Simon Riley

    Simon Riley

    ✿•˖wondering why•˖✿ (Req!)

    Simon Riley
    c.ai

    You and Simon came from worlds that didn’t just fail to speak the same language— they didn’t even breathe the same air.

    Yours was polished quiet: curated, manicured, softly perfumed with roses and old money. A white-pillared house at the end of a private road, the lawns clipped to perfection, the neighbors politely distant, every window reflecting a version of life meant to look effortless. Your childhood was softened by privilege but sharpened by expectation—space, silence, and a schedule carved out for you long before you learned the word choice.

    At four, you were playing scales on a piano while a tutor corrected your posture. A violin too large for your arms rested against your shoulder, vibrating with Bach. Your lessons rotated like clockwork—languages, debate, etiquette, history—designed to funnel you toward the life your parents framed as inevitable. Boarding school followed: ancient stone walls, crests carved into pillars, Latin mottos, prefects who strutted like royalty. Every corridor smelled of old books and ambition.

    By adolescence, you were fluent in handshakes, poised smiles, and speaking without saying anything true. You learned to hide the parts of yourself that didn’t fit the blueprint: study law, enter the family firm, inherit a legacy you never asked for. You became someone admirable. But rarely someone known.

    And then Simon Riley walked into your life.

    He came from Manchester’s rougher veins—brick and soot and streets that taught you to keep your head down unless you were willing to fight. His childhood wasn’t curated; it was survival carved into bone. Noise, fists, grief, long silences no child should’ve learned to read. He enlisted young, found purpose in discipline, escape in structure, and eventually carved his way into the SAS. He carried ghosts—real ones—etched behind his eyes, in the way he stood, the way he watched the world, always waiting for the next impact.

    He didn’t ask who your parents were. Didn’t care where you studied or what your GPA was. He listened, really listened, to the things you never dared say aloud. And he touched you with a kind of gentleness that felt contradictory to everything he’d survived—like he saw you fragile, yes, but never weak.

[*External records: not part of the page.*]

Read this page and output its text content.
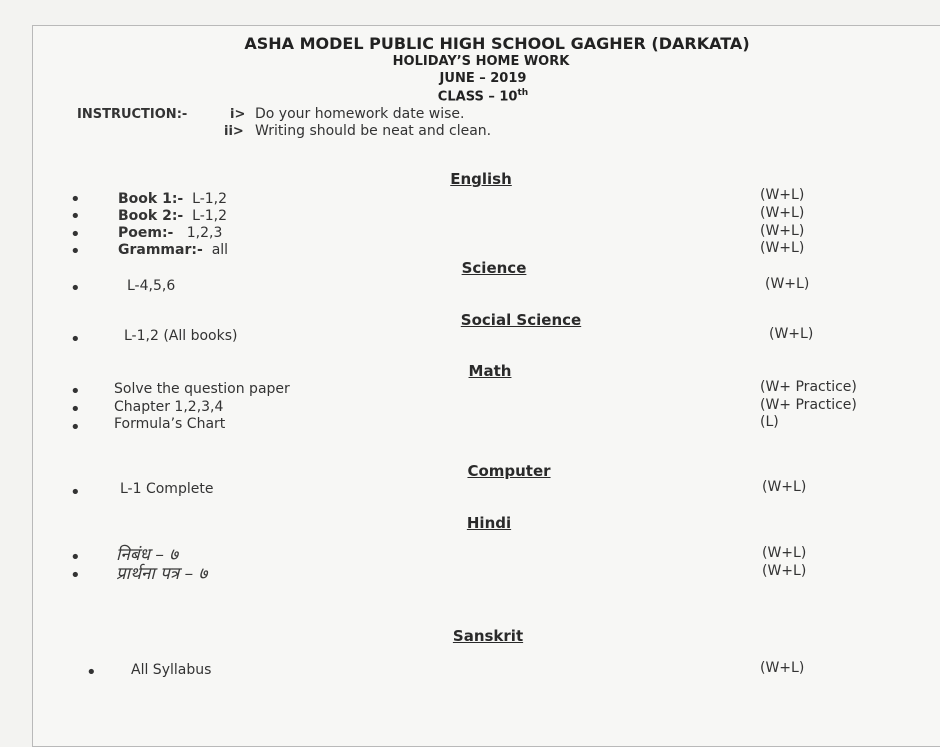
ASHA MODEL PUBLIC HIGH SCHOOL GAGHER (DARKATA)
HOLIDAY’S HOME WORK
JUNE – 2019
CLASS – 10th
INSTRUCTION:-	i> Do your homework date wise.
ii> Writing should be neat and clean.
English
•	Book 1:- L-1,2	(W+L)
•	Book 2:- L-1,2	(W+L)
•	Poem:- 1,2,3	(W+L)
•	Grammar:- all	(W+L)
Science
•	L-4,5,6	(W+L)
Social Science
•	L-1,2 (All books)	(W+L)
Math
• Solve the question paper	(W+ Practice)
• Chapter 1,2,3,4	(W+ Practice)
• Formula’s Chart	(L)
Computer
•	L-1 Complete	(W+L)
Hindi
• निबंध – ७	(W+L)
• प्रार्थना पत्र – ७	(W+L)
Sanskrit
• All Syllabus	(W+L)
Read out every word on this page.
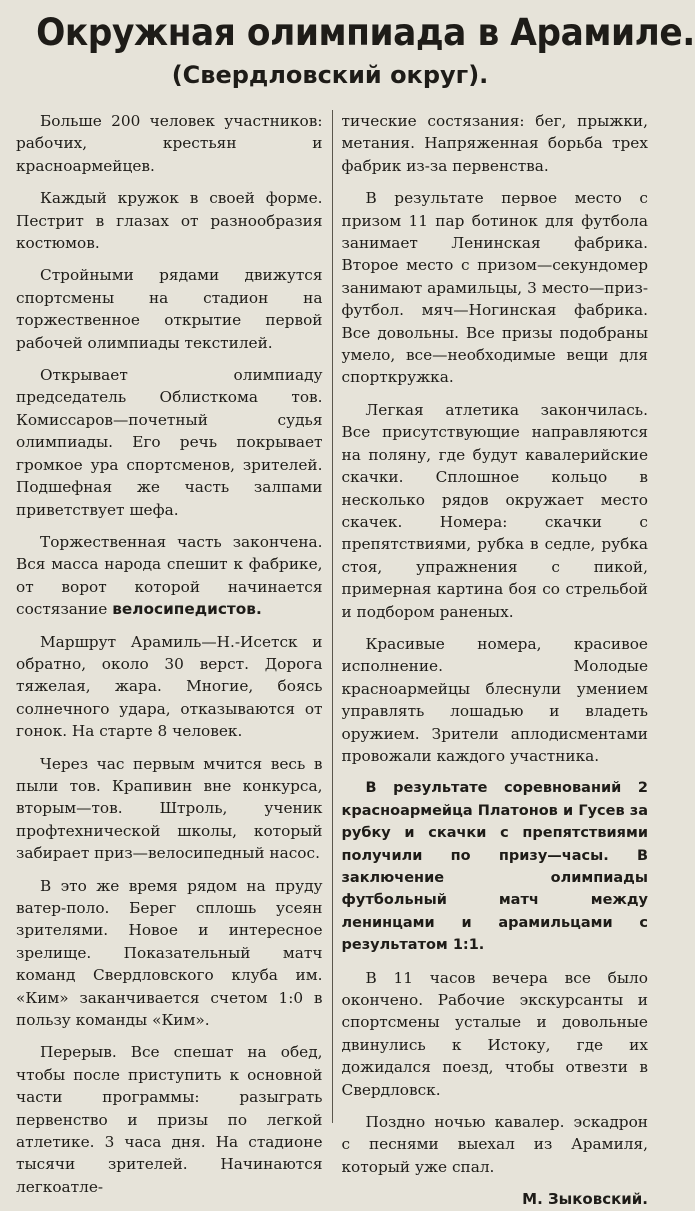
Окружная олимпиада в Арамиле.
(Свердловский округ).

Больше 200 человек участников: рабочих, крестьян и красноармейцев.

Каждый кружок в своей форме. Пестрит в глазах от разнообразия костюмов.

Стройными рядами движутся спортсмены на стадион на торжественное открытие первой рабочей олимпиады текстилей.

Открывает олимпиаду председатель Облисткома тов. Комиссаров—почетный судья олимпиады. Его речь покрывает громкое ура спортсменов, зрителей. Подшефная же часть залпами приветствует шефа.

Торжественная часть закончена. Вся масса народа спешит к фабрике, от ворот которой начинается состязание велосипедистов.

Маршрут Арамиль—Н.-Исетск и обратно, около 30 верст. Дорога тяжелая, жара. Многие, боясь солнечного удара, отказываются от гонок. На старте 8 человек.

Через час первым мчится весь в пыли тов. Крапивин вне конкурса, вторым—тов. Штроль, ученик профтехнической школы, который забирает приз—велосипедный насос.

В это же время рядом на пруду ватер-поло. Берег сплошь усеян зрителями. Новое и интересное зрелище. Показательный матч команд Свердловского клуба им. «Ким» заканчивается счетом 1:0 в пользу команды «Ким».

Перерыв. Все спешат на обед, чтобы после приступить к основной части программы: разыграть первенство и призы по легкой атлетике. 3 часа дня. На стадионе тысячи зрителей. Начинаются легкоатле-

тические состязания: бег, прыжки, метания. Напряженная борьба трех фабрик из-за первенства.

В результате первое место с призом 11 пар ботинок для футбола занимает Ленинская фабрика. Второе место с призом—секундомер занимают арамильцы, 3 место—приз-футбол. мяч—Ногинская фабрика. Все довольны. Все призы подобраны умело, все—необходимые вещи для спорткружка.

Легкая атлетика закончилась. Все присутствующие направляются на поляну, где будут кавалерийские скачки. Сплошное кольцо в несколько рядов окружает место скачек. Номера: скачки с препятствиями, рубка в седле, рубка стоя, упражнения с пикой, примерная картина боя со стрельбой и подбором раненых.

Красивые номера, красивое исполнение. Молодые красноармейцы блеснули умением управлять лошадью и владеть оружием. Зрители аплодисментами провожали каждого участника.

В результате соревнований 2 красноармейца Платонов и Гусев за рубку и скачки с препятствиями получили по призу—часы. В заключение олимпиады футбольный матч между ленинцами и арамильцами с результатом 1:1.

В 11 часов вечера все было окончено. Рабочие экскурсанты и спортсмены усталые и довольные двинулись к Истоку, где их дожидался поезд, чтобы отвезти в Свердловск.

Поздно ночью кавалер. эскадрон с песнями выехал из Арамиля, который уже спал.

М. Зыковский.
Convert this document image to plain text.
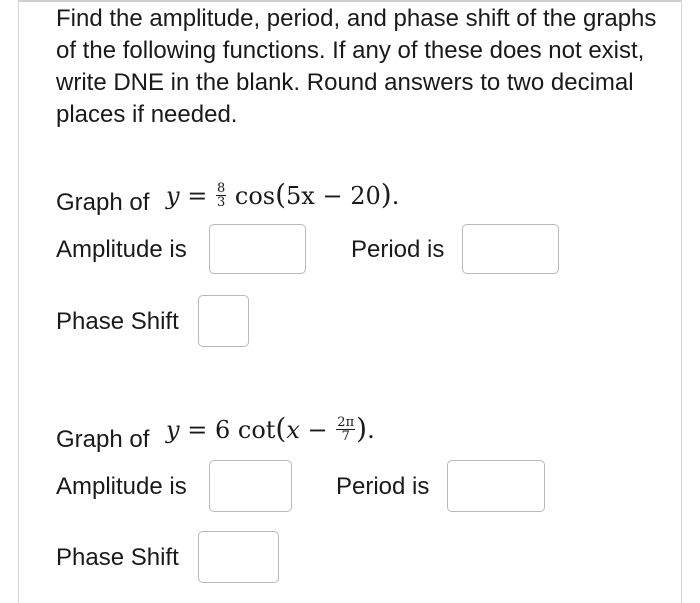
Find the amplitude, period, and phase shift of the graphs of the following functions. If any of these does not exist, write DNE in the blank. Round answers to two decimal places if needed.

Graph of $y = \frac{8}{3} \cos(5x - 20)$.
Amplitude is	Period is
Phase Shift
Graph of y = 6 $\cot(x - \frac{2\pi}{7}$ ).
Amplitude is	Period is
Phase Shift
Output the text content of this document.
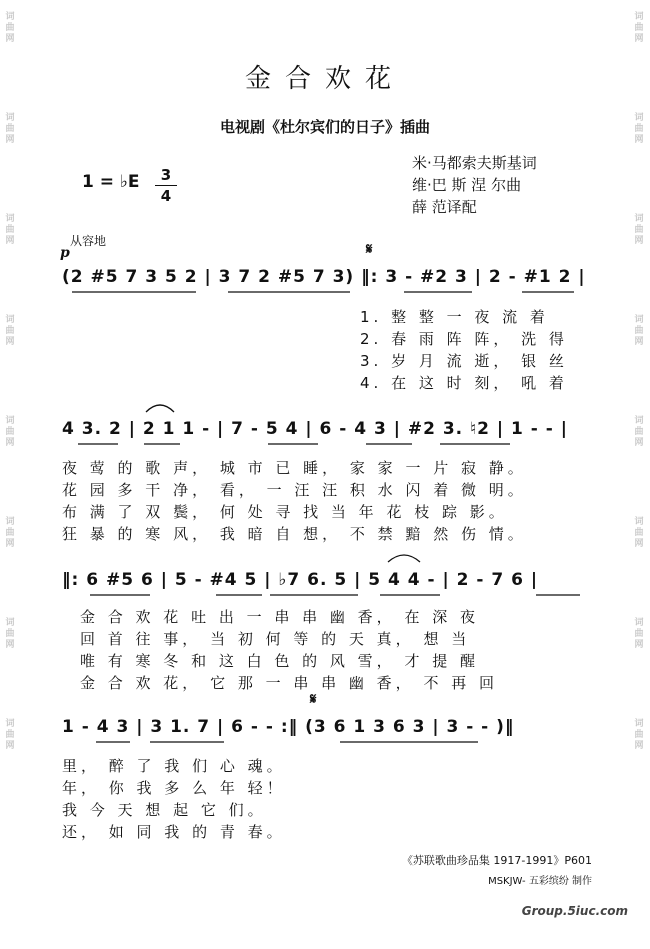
词
曲
网
词
曲
网
词
曲
网
词
曲
网
词
曲
网
词
曲
网
词
曲
网
词
曲
网
词
曲
网
词
曲
网
词
曲
网
词
曲
网
词
曲
网
词
曲
网
词
曲
网
词
曲
网
金合欢花
电视剧《杜尔宾们的日子》插曲
1 = ♭E	3
4
米·马都索夫斯基词
维·巴 斯 涅 尔曲
薛 范译配
从容地
p	𝄋
𝄋
(2 #5 7 3 5 2 | 3 7 2 #5 7 3) ‖: 3 - #2 3 | 2 - #1 2 |
1. 整 整 一 夜 流 着
2. 春 雨 阵 阵， 洗 得
3. 岁 月 流 逝， 银 丝
4. 在 这 时 刻， 吼 着
4 3. 2 | 2 1 1 - | 7 - 5 4 | 6 - 4 3 | #2 3. ♮2 | 1 - - |
夜 莺 的 歌 声， 城 市 已 睡， 家 家 一 片 寂 静。
花 园 多 干 净， 看， 一 汪 汪 积 水 闪 着 微 明。
布 满 了 双 鬓， 何 处 寻 找 当 年 花 枝 踪 影。
狂 暴 的 寒 风， 我 暗 自 想， 不 禁 黯 然 伤 情。
‖: 6 #5 6 | 5 - #4 5 | ♭7 6. 5 | 5 4 4 - | 2 - 7 6 |
金 合 欢 花 吐 出 一 串 串 幽 香， 在 深 夜
回 首 往 事， 当 初 何 等 的 天 真， 想 当
唯 有 寒 冬 和 这 白 色 的 风 雪， 才 提 醒
金 合 欢 花， 它 那 一 串 串 幽 香， 不 再 回
1 - 4 3 | 3 1. 7 | 6 - - :‖ (3 6 1 3 6 3 | 3 - - )‖
里， 醉 了 我 们 心 魂。
年， 你 我 多 么 年 轻！
我 今 天 想 起 它 们。
还， 如 同 我 的 青 春。
《苏联歌曲珍品集 1917-1991》P601
MSKJW- 五彩缤纷 制作
Group.5iuc.com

    Home became less of a place and more of a presence. More of him.

    Now, you’re months from finishing your law degree. The future waiting for you is all dark suits, heavy doors, voices that echo in marble hallways. And tonight, you’re bringing Simon to a formal dinner with your family.

    The dining room is a cathedral of wealth—marble floors, chandeliers dripping crystal, a mahogany table long enough to seat an army. Silver cutlery gleams under bright polished light. Your father’s expression gives nothing away. Your mother’s smile is thin, practiced. Your older brother arrives late, apologizing to the room but not to the man he brushes past like he’s part of the furniture.

    Simon wears a clean button-up, dark trousers. He left the gloves at home. But his posture is stiff, too straight, shoulders locked like he’s bracing for an impact he can’t map. His eyes flick, calculating exits, habits he can’t switch off.

    Your father asks, far too casually, “So, Riley… The military. Must be… demanding. Less strategy than brute work, I’d imagine?”

    Simon goes still. Not offended—just choosing. “Strategy’s what keeps us alive, sir,” he says quietly. “Without it, we don’t make it back.”

    A silence drops, brittle as glass. Your mother fills his wineglass without looking at him. Your brother smirks and murmurs, “Different kind of professionalism. Ours requires a bit more… finesse.”

    You rest your hand on Simon’s knee beneath the table. His thigh is coiled steel. His polite smile isn’t real—you know that. You also know it costs him something to hold it.

    You excuse yourselves, slipping out into the garden. The air is warm, fragrant with honeysuckle and cut grass.

    Simon exhales, sharp and low, like he’s been holding his breath since he crossed the threshold.

    “I shouldn’t’ve come,” he mutters. His voice is rougher than before. “Don’t fit in there.”